In early December 2015, President Obama signed a five-year bill that will amount to $305 billion being spent with respect to the nation’s highways and transit routes. The new law has been named Fixing America’s Surface Transportation Act, or the FAST Act, and it will be funded by the collection of a gas tax in the amount of 18.4 cents per gallon. 

The last-minute signing solidified the country’s road and transit spending for the upcoming years. As the weather warms up across the nation, these dollars are going to be put to maximum use in road construction projects. And auger piling equipment will lie at the forefront of those efforts.

In reporting the bill’s signage, “The Hill” (http://thehill.com/policy/finance/262171-obama-signs-305b-highway-bill) broke down the figure this way: It “calls for spending approximately $205 billion on highways and $48 billion on transit projects over the next five years.” The passing of the law was a long time coming too. In fact, prior to President Obama putting his John Hancock on it, long-term measures regarding national transportation spending had not been put in place for over a decade. Indeed, the last longstanding initiative was instituted in 2005. In its place, a string of “short stopgap funding fixes” were utilized as “temporary patches” to the country’s transit issues.

Since entering office, “Obama has railed against [such] short-term patches,” the U.S. political website reported. In fact, he wanted a longer and larger budget signed. However, the push “fell short of a six-year, $478 billion proposal he sent to Congress earlier this year.”

How specifically does the president see these $305 billion being spent? In addition to creating jobs with it, “I look forward to … rebuilding our crumbling roads, bridges, and transit systems,” Obama said in a statement following the signing.

To accomplish these aims, the U.S. transportation department is going to need to up its reliance on auger pile flighting and screws. According to the National Ground Water Association’s “Drilling with Augers and Buckets” white paper, “Auger drilling has become “much more specialized” in recent years, “branching off in [several] new areas.” One such area is geotechnical drilling, which the association describes this way: “Holes are drilled to get information on the layers of soil, mostly used for foundation design and road construction.”

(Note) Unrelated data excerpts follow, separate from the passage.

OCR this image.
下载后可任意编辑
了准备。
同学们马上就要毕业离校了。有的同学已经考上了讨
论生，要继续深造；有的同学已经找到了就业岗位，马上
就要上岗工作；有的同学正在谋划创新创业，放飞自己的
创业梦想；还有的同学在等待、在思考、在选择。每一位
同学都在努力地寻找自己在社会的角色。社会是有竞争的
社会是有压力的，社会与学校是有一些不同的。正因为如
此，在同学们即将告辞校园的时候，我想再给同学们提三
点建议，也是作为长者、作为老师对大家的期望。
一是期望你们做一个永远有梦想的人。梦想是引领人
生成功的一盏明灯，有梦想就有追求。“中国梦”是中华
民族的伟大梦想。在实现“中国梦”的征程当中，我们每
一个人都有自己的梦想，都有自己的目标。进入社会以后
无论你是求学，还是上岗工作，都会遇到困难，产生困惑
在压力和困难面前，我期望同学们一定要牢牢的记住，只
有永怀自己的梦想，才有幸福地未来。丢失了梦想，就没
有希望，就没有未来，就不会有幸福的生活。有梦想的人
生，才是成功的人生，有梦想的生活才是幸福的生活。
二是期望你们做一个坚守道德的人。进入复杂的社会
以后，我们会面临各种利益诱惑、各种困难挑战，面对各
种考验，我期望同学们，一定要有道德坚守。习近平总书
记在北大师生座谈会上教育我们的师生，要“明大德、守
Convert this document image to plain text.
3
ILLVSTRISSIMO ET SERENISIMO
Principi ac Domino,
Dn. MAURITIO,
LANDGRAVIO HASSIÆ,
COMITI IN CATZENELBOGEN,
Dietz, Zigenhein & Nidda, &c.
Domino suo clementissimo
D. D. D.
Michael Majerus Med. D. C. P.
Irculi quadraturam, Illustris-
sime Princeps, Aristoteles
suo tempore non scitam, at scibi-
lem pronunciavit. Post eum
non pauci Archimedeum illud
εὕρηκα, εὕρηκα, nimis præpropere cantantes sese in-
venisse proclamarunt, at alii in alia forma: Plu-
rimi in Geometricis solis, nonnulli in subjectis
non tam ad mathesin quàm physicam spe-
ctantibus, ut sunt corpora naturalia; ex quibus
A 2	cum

As Obama’s tenure as U.S. president moves into its final months, he has “said he will keep pushing Congress to come up with more sustainable way to pay for transportation projects than the patchwork of funding mechanisms lawmakers turned to pay for the measure he signed into law” in December. If his efforts prove successful, auger piling and flighting could become more permanent fixtures on the nation’s highways and byways.

As they do, scenes like this one in Las Vegas, Nevada earlier this year will become more commonplace: “eastbound left shoulder adjacent travel lane closure for auger removal and backfilling.” But don’t take things out too hard on the auger piles for your delays. In the long run, their presence on the highways will lead to smoother and faster commute times!